Dans le même temps, à propos de cette personne, vous êtes convaincu(e) de choses dont vous ne savez rien. Vous anticipez en permanence.

Vous essayez malgré de tout de vous raisonner mais cela ne marche pas. Sans succès, vous essayez de contrôler le flot de votre angoisse. Vous imaginez des choses qui vous inquiètent et, dans le même temps, vous essayez de contrôler votre peur… Plus vous contrôlez vos émotions, moins vous avez un comportement adapté !

Ainsi, plus vous contrôlez vos émotions plus vous les aggravez. En effet, votre cerveau agit de la sorte car il comprend que vous ne prêtez pas garde au danger qu’il vous présente.

Une perte de maîtrise programmée

De fait, le cerveau accroît l’intensité de votre émotion – angoisse, anxiété, phobie -, plus le cerveau aggrave votre perception, et plus vous essayez de vous enjoindre de contrôler la situation, moins vous la contrôlez, et plus vous êtes… confronté(e) à votre perte de maitrise.

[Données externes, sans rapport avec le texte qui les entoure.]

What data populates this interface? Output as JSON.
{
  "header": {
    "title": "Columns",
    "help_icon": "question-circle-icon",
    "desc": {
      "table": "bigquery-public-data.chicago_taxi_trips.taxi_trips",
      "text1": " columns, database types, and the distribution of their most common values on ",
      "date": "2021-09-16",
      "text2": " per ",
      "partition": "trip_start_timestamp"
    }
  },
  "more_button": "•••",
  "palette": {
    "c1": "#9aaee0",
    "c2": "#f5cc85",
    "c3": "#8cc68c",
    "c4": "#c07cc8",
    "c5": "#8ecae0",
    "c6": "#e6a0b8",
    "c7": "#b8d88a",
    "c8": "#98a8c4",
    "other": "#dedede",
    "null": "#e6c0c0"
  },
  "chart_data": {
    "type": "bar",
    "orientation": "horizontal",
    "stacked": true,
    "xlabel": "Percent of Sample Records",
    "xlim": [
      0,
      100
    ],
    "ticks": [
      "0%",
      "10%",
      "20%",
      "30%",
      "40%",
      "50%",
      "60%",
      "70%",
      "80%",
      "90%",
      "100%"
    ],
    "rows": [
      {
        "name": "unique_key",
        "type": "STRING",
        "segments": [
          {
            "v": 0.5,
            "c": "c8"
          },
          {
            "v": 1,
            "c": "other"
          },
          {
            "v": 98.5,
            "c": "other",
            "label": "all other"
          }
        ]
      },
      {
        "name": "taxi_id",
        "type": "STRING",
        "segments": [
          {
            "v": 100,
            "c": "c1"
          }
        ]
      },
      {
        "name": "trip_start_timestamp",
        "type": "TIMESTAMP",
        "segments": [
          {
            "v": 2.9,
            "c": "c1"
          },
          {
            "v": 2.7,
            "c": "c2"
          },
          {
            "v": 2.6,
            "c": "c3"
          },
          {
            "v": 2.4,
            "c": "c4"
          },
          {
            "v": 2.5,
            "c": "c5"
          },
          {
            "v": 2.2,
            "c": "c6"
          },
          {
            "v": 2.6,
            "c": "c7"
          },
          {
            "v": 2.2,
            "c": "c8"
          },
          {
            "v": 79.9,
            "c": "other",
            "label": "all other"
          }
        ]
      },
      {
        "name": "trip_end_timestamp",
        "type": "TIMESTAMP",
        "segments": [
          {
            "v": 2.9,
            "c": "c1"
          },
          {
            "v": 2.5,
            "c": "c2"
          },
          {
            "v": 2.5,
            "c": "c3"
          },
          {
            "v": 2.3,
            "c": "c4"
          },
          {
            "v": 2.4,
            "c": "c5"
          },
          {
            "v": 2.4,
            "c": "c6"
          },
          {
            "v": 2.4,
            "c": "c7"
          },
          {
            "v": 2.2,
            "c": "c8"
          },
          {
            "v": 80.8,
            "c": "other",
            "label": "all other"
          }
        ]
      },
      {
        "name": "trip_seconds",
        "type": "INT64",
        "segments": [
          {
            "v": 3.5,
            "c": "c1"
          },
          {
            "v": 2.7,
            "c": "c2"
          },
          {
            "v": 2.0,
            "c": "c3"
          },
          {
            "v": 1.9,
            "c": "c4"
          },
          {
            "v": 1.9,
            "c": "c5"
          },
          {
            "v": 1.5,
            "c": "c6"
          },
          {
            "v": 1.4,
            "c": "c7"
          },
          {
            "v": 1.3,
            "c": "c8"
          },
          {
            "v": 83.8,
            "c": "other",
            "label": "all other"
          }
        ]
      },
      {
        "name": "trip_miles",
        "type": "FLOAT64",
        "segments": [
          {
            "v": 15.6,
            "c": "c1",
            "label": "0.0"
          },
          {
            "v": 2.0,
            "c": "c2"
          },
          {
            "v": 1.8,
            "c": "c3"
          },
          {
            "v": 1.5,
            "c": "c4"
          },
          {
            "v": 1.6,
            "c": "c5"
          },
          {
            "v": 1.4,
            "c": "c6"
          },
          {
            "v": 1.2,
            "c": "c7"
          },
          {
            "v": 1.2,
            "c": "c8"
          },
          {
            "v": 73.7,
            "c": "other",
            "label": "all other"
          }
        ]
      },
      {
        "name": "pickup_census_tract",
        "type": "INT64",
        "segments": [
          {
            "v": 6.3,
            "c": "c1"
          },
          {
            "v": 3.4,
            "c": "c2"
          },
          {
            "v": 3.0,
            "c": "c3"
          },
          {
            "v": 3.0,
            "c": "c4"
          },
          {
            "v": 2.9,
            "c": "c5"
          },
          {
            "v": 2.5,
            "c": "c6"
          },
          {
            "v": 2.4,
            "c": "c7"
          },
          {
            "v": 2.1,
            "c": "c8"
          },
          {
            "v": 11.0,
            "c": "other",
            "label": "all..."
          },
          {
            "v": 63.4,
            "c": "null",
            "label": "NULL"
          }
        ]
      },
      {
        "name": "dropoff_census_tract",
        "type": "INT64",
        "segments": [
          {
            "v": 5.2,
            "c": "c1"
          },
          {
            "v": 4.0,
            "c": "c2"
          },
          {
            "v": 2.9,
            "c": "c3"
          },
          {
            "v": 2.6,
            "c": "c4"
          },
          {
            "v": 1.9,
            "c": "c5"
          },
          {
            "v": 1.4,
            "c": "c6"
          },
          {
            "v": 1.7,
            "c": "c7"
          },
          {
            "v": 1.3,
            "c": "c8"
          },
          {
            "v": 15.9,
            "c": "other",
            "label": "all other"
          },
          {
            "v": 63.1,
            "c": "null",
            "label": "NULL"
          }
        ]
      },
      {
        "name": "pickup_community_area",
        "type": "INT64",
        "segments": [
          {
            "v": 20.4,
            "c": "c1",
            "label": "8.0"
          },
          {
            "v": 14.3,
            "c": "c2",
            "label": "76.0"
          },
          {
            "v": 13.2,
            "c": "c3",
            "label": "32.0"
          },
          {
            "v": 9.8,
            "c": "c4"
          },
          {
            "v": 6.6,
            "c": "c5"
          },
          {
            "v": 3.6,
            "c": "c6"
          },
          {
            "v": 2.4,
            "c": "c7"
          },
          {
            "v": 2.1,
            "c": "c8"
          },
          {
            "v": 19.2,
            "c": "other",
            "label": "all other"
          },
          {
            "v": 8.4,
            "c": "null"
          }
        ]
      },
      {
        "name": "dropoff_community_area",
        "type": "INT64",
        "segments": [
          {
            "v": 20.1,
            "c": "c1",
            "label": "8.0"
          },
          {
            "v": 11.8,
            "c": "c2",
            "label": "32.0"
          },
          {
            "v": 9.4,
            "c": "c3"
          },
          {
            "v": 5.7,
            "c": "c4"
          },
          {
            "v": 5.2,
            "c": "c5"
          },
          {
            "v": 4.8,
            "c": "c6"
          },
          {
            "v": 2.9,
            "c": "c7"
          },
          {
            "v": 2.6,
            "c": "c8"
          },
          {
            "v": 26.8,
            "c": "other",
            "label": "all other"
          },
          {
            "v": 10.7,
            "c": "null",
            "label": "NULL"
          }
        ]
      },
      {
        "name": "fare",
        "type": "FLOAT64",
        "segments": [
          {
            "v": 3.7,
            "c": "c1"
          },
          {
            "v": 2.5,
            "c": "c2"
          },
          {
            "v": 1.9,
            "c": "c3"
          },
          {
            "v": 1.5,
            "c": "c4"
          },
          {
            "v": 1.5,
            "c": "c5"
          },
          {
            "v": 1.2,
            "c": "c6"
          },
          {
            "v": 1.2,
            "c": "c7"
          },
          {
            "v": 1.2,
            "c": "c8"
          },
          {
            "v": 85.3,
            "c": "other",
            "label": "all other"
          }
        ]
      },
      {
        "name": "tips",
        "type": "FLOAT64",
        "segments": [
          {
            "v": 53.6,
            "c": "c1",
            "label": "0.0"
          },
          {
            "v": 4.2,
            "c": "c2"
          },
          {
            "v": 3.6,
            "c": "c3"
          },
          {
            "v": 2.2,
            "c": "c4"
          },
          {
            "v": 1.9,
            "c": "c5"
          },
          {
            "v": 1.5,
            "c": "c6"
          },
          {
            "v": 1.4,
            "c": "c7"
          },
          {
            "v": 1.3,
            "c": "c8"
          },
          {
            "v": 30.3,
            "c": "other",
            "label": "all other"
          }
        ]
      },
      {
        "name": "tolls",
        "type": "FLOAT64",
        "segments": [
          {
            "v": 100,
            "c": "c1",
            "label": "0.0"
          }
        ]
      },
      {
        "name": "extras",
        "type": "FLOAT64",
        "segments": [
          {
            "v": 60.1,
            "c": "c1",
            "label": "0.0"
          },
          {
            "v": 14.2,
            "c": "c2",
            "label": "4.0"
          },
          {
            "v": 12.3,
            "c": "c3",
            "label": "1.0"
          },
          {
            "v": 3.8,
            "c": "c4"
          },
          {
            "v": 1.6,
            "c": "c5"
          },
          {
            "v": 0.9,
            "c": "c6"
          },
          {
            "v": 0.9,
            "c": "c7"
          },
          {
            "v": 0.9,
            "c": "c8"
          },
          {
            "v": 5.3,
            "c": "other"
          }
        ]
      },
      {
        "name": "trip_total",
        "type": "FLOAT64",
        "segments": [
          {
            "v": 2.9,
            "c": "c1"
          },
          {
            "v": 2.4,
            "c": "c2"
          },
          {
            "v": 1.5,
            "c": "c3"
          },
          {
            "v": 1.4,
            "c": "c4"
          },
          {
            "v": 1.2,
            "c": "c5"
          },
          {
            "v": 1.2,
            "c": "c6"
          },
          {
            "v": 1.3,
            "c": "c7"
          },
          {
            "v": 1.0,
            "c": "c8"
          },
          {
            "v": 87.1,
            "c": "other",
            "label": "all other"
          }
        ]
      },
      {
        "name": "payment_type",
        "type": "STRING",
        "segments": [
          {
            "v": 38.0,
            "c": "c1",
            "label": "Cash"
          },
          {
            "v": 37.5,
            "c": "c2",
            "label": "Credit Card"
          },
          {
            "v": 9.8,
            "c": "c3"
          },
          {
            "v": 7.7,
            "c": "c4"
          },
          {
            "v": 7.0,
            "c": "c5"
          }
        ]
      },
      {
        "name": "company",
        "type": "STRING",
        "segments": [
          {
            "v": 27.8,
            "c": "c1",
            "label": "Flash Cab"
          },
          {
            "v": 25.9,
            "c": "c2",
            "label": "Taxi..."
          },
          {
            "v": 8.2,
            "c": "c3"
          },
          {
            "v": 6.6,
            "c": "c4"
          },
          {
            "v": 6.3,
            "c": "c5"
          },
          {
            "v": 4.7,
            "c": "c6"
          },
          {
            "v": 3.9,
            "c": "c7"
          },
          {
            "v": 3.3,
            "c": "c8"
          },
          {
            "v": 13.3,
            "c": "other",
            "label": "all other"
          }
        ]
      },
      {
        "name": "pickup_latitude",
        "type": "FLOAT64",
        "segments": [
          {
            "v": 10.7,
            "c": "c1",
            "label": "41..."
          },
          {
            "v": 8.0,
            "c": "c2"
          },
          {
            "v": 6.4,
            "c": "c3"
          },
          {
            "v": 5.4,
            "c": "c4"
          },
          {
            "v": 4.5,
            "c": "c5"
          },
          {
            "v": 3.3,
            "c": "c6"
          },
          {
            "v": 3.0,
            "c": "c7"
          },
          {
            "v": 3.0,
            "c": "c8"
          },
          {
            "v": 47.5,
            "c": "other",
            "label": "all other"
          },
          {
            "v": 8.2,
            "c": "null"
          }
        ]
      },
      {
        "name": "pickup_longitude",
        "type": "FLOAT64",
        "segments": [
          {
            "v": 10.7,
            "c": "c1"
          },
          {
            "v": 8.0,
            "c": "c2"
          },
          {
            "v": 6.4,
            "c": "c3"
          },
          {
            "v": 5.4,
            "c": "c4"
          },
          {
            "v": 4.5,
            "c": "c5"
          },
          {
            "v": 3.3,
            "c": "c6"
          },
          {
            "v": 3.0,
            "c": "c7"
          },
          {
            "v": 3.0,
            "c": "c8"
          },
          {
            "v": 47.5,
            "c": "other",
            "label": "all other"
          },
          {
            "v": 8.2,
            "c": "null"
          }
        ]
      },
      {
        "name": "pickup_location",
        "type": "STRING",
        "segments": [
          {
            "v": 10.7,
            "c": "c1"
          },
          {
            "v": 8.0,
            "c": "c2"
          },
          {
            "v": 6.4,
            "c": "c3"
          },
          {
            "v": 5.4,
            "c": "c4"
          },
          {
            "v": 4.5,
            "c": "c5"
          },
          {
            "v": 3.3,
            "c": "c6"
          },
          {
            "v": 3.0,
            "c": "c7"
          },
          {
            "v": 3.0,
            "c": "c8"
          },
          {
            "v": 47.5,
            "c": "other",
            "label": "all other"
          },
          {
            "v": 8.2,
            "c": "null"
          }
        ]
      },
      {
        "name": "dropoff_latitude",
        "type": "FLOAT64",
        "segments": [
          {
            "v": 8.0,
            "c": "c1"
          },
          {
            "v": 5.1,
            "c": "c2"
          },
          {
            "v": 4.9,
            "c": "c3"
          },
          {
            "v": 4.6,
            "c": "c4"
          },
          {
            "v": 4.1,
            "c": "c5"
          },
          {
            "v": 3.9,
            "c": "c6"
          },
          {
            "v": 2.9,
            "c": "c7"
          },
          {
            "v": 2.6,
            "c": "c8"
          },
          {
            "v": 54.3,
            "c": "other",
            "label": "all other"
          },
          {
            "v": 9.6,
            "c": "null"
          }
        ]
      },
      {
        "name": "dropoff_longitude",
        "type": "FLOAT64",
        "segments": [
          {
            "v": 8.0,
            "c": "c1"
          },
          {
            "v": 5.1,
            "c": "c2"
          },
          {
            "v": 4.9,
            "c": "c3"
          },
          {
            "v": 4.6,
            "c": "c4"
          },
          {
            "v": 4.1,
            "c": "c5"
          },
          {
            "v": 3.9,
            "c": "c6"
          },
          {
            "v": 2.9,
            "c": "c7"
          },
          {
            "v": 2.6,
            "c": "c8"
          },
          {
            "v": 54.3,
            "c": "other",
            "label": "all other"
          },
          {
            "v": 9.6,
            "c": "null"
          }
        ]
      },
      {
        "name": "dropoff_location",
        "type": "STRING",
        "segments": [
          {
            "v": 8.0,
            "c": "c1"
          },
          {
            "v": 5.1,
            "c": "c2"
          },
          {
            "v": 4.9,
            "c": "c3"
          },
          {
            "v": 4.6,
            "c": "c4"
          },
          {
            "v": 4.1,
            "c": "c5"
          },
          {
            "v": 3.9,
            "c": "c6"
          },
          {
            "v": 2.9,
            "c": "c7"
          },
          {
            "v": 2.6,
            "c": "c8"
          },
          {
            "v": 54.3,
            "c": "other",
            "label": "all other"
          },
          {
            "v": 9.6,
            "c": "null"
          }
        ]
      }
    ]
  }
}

Il y a donc un moment où vous courrez le risque d’être comme « scotché ». C’est à dire que vous avez beau essayer de vous rassurer par rapport à la situation, rien n’y fait puisque, de fait, votre cerveau a le pouvoir sur vous. Votre cerveau, au contraire de vous, agit de façon objective. Votre cerveau se fonde sur les éléments constitutifs de votre personnalité pour vous faire appréhender une situation comme dangereuse ou non.

Donc, plus mal vous réagissez par rapport aux informations que vous donne votre cerveau, plus votre cerveau accroît l’intensité de vos émotions.

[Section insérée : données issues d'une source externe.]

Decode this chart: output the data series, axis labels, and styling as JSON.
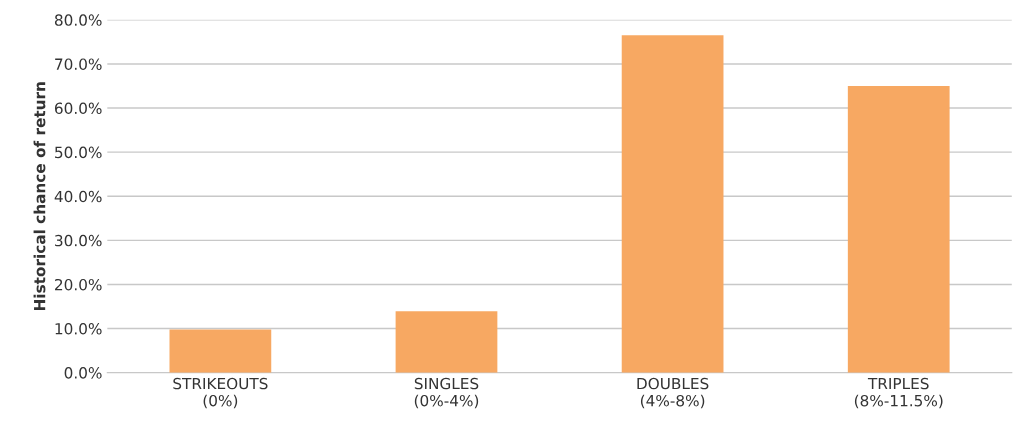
{
  "chart_data": {
    "type": "bar",
    "ylabel": "Historical chance of return",
    "categories": [
      "STRIKEOUTS\n(0%)",
      "SINGLES\n(0%-4%)",
      "DOUBLES\n(4%-8%)",
      "TRIPLES\n(8%-11.5%)"
    ],
    "values": [
      9.8,
      13.9,
      76.5,
      65.0
    ],
    "color": "#f7a862",
    "ylim": [
      0,
      80
    ],
    "yticks": [
      {
        "value": 0,
        "label": "0.0%"
      },
      {
        "value": 10,
        "label": "10.0%"
      },
      {
        "value": 20,
        "label": "20.0%"
      },
      {
        "value": 30,
        "label": "30.0%"
      },
      {
        "value": 40,
        "label": "40.0%"
      },
      {
        "value": 50,
        "label": "50.0%"
      },
      {
        "value": 60,
        "label": "60.0%"
      },
      {
        "value": 70,
        "label": "70.0%"
      },
      {
        "value": 80,
        "label": "80.0%"
      }
    ],
    "grid": "y"
  }
}
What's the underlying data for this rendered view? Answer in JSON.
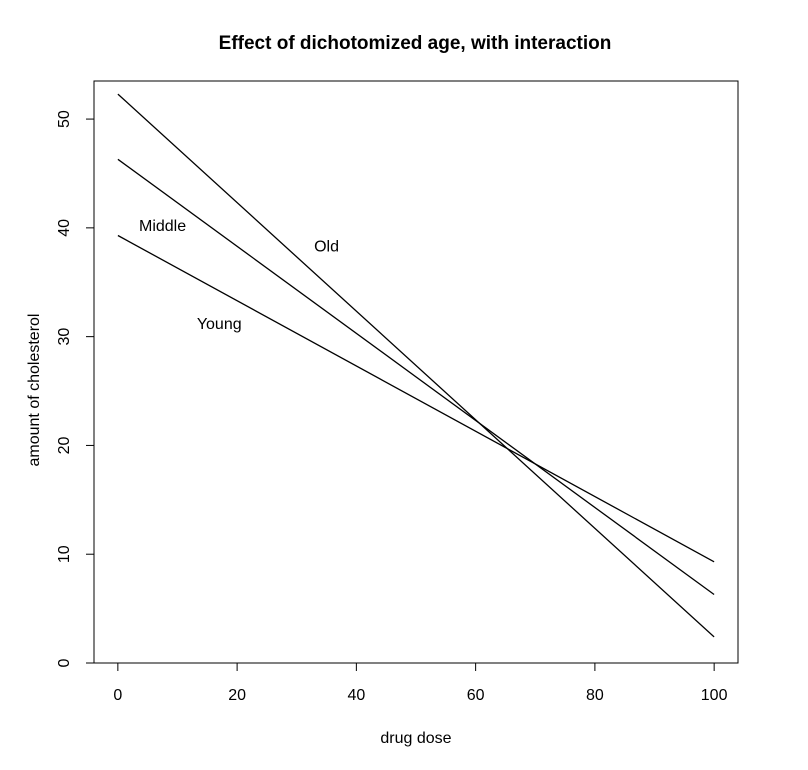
{
  "chart_data": {
    "type": "line",
    "title": "Effect of dichotomized age, with interaction",
    "xlabel": "drug dose",
    "ylabel": "amount of cholesterol",
    "xlim": [
      -4,
      104
    ],
    "ylim": [
      0,
      53.5
    ],
    "xticks": [
      0,
      20,
      40,
      60,
      80,
      100
    ],
    "yticks": [
      0,
      10,
      20,
      30,
      40,
      50
    ],
    "grid": false,
    "legend": "none",
    "series": [
      {
        "name": "Old",
        "x": [
          0,
          100
        ],
        "y": [
          52.3,
          2.4
        ],
        "label_pos": [
          35,
          38.2
        ]
      },
      {
        "name": "Middle",
        "x": [
          0,
          100
        ],
        "y": [
          46.3,
          6.3
        ],
        "label_pos": [
          7.5,
          40.1
        ]
      },
      {
        "name": "Young",
        "x": [
          0,
          100
        ],
        "y": [
          39.3,
          9.3
        ],
        "label_pos": [
          17,
          31.1
        ]
      }
    ],
    "colors": {
      "line": "#000000",
      "text": "#000000",
      "background": "#ffffff"
    }
  }
}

Moins vous avez un comportement adapté, plus vous souffrez et moins vous trouvez de solutions à votre problème d’angoisse ou de crise d’angoisse alors que, paradoxalement, c’est précisément ce que vous souhaitez. Maintenant, j’ai une bonne nouvelle pour vous.

Il y a une solution à votre problème !

Dans le premier chapitre de la présente page, vous avez découvert ce mécanisme si paradoxal qui vous empêche de contrôler le problème d’angoisse dont vous êtes victime.

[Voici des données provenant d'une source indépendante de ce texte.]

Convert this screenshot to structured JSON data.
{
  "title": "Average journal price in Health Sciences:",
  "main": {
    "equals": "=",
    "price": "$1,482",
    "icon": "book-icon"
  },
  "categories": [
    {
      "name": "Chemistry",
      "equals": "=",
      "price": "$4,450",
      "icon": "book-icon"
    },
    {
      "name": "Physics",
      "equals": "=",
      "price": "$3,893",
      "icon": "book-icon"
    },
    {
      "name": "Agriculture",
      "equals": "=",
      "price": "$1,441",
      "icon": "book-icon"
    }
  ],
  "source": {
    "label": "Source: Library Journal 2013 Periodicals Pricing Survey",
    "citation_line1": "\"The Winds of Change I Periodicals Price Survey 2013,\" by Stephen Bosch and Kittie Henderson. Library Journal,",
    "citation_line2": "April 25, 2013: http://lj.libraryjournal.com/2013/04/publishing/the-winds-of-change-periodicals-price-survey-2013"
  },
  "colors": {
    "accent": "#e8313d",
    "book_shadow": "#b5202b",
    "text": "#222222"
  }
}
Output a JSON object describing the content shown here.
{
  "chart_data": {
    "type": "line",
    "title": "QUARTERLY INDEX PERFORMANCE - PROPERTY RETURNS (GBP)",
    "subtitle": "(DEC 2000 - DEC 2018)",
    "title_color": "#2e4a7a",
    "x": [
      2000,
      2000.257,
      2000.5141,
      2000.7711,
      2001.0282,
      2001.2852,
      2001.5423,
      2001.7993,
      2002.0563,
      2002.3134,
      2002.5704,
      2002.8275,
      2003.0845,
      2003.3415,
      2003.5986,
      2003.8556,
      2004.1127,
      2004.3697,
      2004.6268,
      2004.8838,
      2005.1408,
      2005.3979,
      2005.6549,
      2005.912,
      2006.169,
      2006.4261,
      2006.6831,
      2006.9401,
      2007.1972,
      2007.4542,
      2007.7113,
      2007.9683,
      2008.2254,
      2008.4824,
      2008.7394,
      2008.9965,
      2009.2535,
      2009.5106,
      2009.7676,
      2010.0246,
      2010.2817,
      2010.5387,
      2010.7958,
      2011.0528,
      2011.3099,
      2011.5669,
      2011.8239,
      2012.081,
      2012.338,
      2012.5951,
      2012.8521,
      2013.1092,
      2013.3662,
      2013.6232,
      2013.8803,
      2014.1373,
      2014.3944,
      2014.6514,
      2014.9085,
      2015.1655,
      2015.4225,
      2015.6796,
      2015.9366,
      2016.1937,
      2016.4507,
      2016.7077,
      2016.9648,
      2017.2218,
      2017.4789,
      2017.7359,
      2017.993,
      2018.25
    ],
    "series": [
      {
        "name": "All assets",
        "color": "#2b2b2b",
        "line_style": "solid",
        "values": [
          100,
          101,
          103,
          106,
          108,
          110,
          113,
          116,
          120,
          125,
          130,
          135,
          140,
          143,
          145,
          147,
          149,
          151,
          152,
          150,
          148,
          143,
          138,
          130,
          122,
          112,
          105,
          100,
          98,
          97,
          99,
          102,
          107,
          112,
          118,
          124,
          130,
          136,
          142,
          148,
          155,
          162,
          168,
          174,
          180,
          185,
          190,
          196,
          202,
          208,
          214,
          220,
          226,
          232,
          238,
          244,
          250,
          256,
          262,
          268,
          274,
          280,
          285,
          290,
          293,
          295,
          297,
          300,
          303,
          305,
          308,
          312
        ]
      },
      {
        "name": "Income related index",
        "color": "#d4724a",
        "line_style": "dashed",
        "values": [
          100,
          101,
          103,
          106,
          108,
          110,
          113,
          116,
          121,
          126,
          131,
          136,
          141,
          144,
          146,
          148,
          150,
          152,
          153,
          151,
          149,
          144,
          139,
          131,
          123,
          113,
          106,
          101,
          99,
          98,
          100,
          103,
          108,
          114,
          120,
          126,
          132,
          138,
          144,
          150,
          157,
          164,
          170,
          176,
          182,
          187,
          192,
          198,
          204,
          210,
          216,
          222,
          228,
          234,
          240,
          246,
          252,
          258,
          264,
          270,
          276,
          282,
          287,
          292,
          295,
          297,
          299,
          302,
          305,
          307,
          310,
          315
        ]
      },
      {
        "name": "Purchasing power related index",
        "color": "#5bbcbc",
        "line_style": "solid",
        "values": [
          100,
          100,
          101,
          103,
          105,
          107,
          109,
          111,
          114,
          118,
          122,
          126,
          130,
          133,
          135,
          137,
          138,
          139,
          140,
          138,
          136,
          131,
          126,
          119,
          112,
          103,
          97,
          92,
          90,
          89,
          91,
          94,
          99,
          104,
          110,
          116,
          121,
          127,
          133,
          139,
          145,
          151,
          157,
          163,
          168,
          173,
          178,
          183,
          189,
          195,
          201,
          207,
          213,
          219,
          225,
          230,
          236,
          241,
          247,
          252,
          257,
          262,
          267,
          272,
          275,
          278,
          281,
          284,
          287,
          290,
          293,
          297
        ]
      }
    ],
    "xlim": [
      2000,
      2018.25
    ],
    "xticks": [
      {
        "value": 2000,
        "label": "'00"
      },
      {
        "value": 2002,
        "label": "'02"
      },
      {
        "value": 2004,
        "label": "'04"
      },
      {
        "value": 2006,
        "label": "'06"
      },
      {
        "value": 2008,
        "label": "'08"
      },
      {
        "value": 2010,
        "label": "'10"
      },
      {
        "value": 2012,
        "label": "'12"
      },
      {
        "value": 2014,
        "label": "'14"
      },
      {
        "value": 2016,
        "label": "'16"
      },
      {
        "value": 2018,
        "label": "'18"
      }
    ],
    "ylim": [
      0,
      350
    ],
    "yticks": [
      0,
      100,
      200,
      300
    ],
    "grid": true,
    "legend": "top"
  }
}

Maintenant, vous allez découvrir trois règles qu’il vous suffira de reproduire comme je vous l’explique pour ne plus souffrir d’angoisse, d’anxiété ou de phobie.

6 – Stratégie – Des exercices particulièrement simples et très efficaces

Angoisse - Une stratègie gagnanteQuels sont les exercices que vous devez connaître pour ne plus souffrir d’angoisse, d’anxiété ou de phobie?

Dans le chapitre précédent, je vous ai expliqué ce mécanisme si particulier qui fait que plus vous essayez de contrôler vos émotions plus vous… les enrichissez, donc plus vous les aggravez!

Ce comportement bloque votre capacité à appréhender votre problème et vous empêche donc à avoir un comportement adapté sans que votre bonne foi et votre bonne volonté soient à mettre en cause. Vous ne pouvez savoir faire quelque chose que l’on ne vous a jamais appris !

En conséquence, quand vous êtes confronté(e) à une peur projective, sachant que l’angoisse consiste à imaginer un avenir dont vous ne savez rien – et que vous vous ordonnez de réussir, donc de vous protéger de l’échec, c’est le meilleur et le pire moyen de contrer les informations capitales que votre cerveau vous donne.

Votre cerveau va donc intensifier vos émotions ce qui va avoir pour effet d’aggraver la situation, augmenter votre angoisse, ou aggraver votre anxiété, ou encore accentuer votre phobie qui a pour vocation à contrôler votre angoisse. Ce qui, vous en conviendrez, dans chaque situation analogue, vous confrontera au contraire ce que vous souhaitez, au contraire de la réussite. Vous échouerez à contrôler la situation.

A chaque nouvelle situation anxiogène, vous serez un peu voire plus victime d’angoisse que la fois d’avant au point d’avoir peur d’avoir peur. Cette peur peut de venir une peur paroxystique – l’angoisse est la forme la plus élevée de la peur – laquelle peut devenir une peur permanente qui se nomme: l’anxiété. Maintenant, en trois temps, je vais vous expliquer quelle est la solution à votre problème d’angoisse, d’anxiété ou de phobie.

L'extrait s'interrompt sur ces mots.